Thursday, August 11 2022

WHAT – As the Select Board mulls the transfer of Club Castaway’s alcohol and adult entertainment licenses, its latest discussion focused on the new owners’ inexperience in running a strip club.

At its Wednesday meeting, the board spoke with members of HC Entertainment LLC, the group seeking to regain ownership of the company on State Road (Route 5), and asked about their qualifications in running an adult entertainment business. HC Entertainment is seeking the transfer of the liquor license from current owner Whately Investments LLC and the issuance of a new adult entertainment license. Club Castaway’s adult entertainment license, issued in 2018, has no transfer clause.

Head bartender Paula Andrea, one of three HC Entertainment representatives present on Wednesday, said she has worked in the restaurant and nightclub industry for 15 years and receives advice from other business connections. business in Boston. In addition to Andrea, reps included partners Alexander Cwiakala and Harrison Bonner.

“Paula mentioned industry experience, it’s really the restaurant industry…it’s relevant to liquor licensing,” said Select Board member Joyce Palmer-Fortune. “I guess if you had experience in the adult entertainment industry, you would have said that already.”

The board is concerned about the owners’ experience of running the facility, as the city wants to prevent “inappropriate ownership,” according to board member Fred Baron.

Cwiakala and Bonner are co-founders of Wollaston Real Estate Investments, which primarily operates in Boston and Brockton, but Cwiakala noted that he manages 85 apartments in Springfield and Holyoke, and would buy a home in the area if he did. they could open the club.
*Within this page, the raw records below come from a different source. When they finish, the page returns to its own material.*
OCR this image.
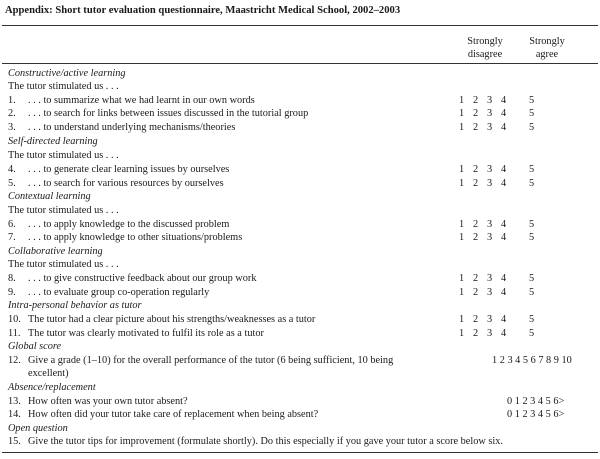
Appendix: Short tutor evaluation questionnaire, Maastricht Medical School, 2002–2003
Strongly
disagree
Strongly
agree
Constructive/active learning
The tutor stimulated us . . .
1. . . . to summarize what we had learnt in our own words	1 2 3 4 5
2. . . . to search for links between issues discussed in the tutorial group	1 2 3 4 5
3. . . . to understand underlying mechanisms/theories	1 2 3 4 5
Self-directed learning
The tutor stimulated us . . .
4. . . . to generate clear learning issues by ourselves	1 2 3 4 5
5. . . . to search for various resources by ourselves	1 2 3 4 5
Contextual learning
The tutor stimulated us . . .
6. . . . to apply knowledge to the discussed problem	1 2 3 4 5
7. . . . to apply knowledge to other situations/problems	1 2 3 4 5
Collaborative learning
The tutor stimulated us . . .
8. . . . to give constructive feedback about our group work	1 2 3 4 5
9. . . . to evaluate group co-operation regularly	1 2 3 4 5
Intra-personal behavior as tutor
10. The tutor had a clear picture about his strengths/weaknesses as a tutor	1 2 3 4 5
11. The tutor was clearly motivated to fulfil its role as a tutor	1 2 3 4 5
Global score
12. Give a grade (1–10) for the overall performance of the tutor (6 being sufficient, 10 being	1 2 3 4 5 6 7 8 9 10
excellent)
Absence/replacement
13. How often was your own tutor absent?	0 1 2 3 4 5 6>
14. How often did your tutor take care of replacement when being absent?	0 1 2 3 4 5 6>
Open question
15. Give the tutor tips for improvement (formulate shortly). Do this especially if you gave your tutor a score below six.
Attorney Tom Lesser of Lesser, Newman, Aleo & Nassar also attended as counsel.

Ahead of the hearing, Lesser told the Select Board his clients were “willing to meet” any special conditions the previous owners had on their permits.

Despite his inexperience, Cwiakala said his time in the property management industry gave him the skills to run a club.

“Although I’ve never run a bar as such, I’ve managed a lot of people. I personally put together a management team for our rentals,” he said. a slightly different place, I tend to find myself as a social person.”

Questions quickly moved to HC Entertainment’s security plan, which Police Chief James Sevigne said he had a brief discussion about.

Andrea said they were working with two consultants on employee safety and training, and these consultants would be invited to the next meeting.

“I would love to hear from your consultant at our next meeting,” Baron said. “Running an adult entertainment center in Whately is different than running a standard bar in Boston.”

Lesser referred to the general laws of Massachusetts and said the licensing authority — in this case, the Select Board — should grant a license unless it finds that the license would affect the “health, safety or Public Orders” of Whately, and said its customers receive the right training in the management of the establishment.

“Although they don’t have the experience,” Lesser said, “they will go through the training.”

If approved, Cwiakala said, the plan would be to undertake a “45-60 day overhaul” before opening at a later date.

“We’re ballparking somewhere in the summer to early fall,” he says.

Located at 226 State Road, Club Castaway, the only strip club in Franklin County, was purchased in 2019 by East Boston businessmen Nick Before the pandemic shutdown, the club was not opened under its new owner for only a few months, but Spagnola said in June 2021 the club was “working on a reopening plan”. An email sent to Spagnola on Thursday was not returned.

The public licensing hearing will continue remotely via Zoom on April 13 at 6:05 p.m.